Can NWH.UN keep its dividend coming?
Here’s what we know:
- The company’s distribution is currently less than its earnings, with an 80% payout ratio.
- The company is also highly profitable, with a 7.9% adjusted funds from operations (AFFO) yield and a 63% operating income margin.
- The company’s properties have a relatively comfortable occupancy rate of 96.5%.

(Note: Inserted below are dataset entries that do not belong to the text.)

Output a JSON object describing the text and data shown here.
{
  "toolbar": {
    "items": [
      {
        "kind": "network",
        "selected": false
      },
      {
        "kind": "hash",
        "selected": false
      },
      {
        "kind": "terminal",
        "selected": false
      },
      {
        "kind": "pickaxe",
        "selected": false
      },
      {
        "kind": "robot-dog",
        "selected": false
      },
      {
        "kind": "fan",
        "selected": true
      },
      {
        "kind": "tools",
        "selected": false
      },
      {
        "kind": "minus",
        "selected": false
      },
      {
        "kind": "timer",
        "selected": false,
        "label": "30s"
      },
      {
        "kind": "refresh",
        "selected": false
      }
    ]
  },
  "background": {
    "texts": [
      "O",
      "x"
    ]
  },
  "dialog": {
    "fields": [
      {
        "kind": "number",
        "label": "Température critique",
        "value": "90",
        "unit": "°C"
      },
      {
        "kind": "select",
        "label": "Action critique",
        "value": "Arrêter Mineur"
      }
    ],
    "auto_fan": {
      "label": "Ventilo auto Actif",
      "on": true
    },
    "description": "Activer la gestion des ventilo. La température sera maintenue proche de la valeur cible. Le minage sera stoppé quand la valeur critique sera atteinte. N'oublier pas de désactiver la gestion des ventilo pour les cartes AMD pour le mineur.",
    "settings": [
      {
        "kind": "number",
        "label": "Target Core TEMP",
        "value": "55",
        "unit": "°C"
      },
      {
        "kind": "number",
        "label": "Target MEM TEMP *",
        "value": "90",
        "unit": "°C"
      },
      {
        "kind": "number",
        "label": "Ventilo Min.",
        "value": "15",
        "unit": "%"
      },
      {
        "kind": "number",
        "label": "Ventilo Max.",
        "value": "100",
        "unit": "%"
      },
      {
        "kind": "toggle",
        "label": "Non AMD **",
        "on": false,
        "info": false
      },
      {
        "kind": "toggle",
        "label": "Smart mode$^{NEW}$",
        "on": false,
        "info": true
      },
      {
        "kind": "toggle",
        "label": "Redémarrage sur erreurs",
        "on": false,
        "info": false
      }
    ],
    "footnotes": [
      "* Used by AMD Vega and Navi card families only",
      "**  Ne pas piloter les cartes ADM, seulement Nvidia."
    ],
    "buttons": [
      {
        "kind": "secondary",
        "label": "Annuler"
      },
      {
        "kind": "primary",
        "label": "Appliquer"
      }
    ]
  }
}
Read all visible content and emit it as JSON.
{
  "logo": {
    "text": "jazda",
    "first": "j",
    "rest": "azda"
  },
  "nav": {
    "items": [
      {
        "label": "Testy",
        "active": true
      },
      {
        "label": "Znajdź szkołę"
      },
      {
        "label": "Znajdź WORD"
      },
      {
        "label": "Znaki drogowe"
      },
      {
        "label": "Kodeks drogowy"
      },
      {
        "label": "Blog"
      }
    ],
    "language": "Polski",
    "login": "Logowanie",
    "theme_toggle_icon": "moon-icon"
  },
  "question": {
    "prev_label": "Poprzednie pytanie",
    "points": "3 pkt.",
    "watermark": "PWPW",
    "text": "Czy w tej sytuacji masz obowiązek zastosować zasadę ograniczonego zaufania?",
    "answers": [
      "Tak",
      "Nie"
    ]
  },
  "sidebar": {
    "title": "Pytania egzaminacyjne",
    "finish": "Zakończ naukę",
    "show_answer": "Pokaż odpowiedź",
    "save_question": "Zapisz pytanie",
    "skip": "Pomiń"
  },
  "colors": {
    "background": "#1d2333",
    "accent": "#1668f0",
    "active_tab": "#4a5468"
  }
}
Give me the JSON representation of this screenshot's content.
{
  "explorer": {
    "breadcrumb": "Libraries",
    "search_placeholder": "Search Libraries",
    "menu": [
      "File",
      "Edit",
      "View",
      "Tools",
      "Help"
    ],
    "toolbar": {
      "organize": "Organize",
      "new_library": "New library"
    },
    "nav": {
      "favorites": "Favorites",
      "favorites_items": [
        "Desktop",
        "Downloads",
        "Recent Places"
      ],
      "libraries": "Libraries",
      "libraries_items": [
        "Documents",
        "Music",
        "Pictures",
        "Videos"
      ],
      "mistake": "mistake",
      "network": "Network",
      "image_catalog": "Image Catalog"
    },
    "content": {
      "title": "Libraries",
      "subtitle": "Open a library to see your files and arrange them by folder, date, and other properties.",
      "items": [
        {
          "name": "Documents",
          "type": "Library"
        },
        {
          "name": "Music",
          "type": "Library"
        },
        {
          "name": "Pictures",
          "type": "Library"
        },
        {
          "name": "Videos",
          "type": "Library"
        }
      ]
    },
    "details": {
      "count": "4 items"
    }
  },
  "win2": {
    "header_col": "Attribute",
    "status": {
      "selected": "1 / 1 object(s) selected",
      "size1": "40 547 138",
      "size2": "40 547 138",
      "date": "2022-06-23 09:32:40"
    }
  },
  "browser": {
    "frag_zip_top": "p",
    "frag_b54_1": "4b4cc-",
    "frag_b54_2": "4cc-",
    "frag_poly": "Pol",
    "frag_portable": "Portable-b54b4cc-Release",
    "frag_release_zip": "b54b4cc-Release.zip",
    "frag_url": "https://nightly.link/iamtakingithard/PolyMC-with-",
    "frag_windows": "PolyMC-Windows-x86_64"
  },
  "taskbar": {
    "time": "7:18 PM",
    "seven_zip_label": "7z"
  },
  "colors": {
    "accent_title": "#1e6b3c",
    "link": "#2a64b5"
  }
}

These facts bode well for NWH’s dividends continuing to be paid. However, NWH.UN’s growth metrics still leave much to be desired, with AFFO down 25% in the TTM period. It’s for this reason that I can’t recommend NorthWest Healthcare Properties REIT without reservation: the company delivering strong future performance is not guaranteed. Nevertheless, it is possible to estimate how much dividend income this REIT will produce on the assumption that the dividend is not cut. In the next section, I will do just that.
Income potential
Northwest Healthcare Properties REIT pays a $0.03 distribution every month. That works out to $0.36 per year. At today’s unit price of $4.81, the REIT yields 7.48%. Assuming that the dividend can be maintained at its current level, then an investor who puts $100,000 into NWH.UN will get back $623 in monthly dividends. Here’s the math on that:
| COMPANY | RECENT PRICE | NUMBER OF SHARES | DIVIDEND | TOTAL PAYOUT | FREQUENCY |
| Northwest Healthcare Properties REIT | $4.81 | 20,790 | $0.03 per month ($0.36 per year) | $623.70 per month ($7,484 per year) | Monthly |
As the table above shows, if all goes well with NWH’s dividend payments, then investors can get a real whopper of a monthly yield out of this REIT.
Foolish takeaway: Monthly paying stocks
As the above Northwest Healthcare example illustrates, monthly dividend-paying stocks can sometimes pay out considerable sums of money on a monthly basis. This should by no means be taken as a recommendation to buy Northwest Healthcare stock: it is simply a convenient example to illustrate the cash-flowing power of high-yield monthly payers in general. Still, if you’re building your own diversified portfolio of high-yield monthly payers, a small position in NWH.UN may be worth it.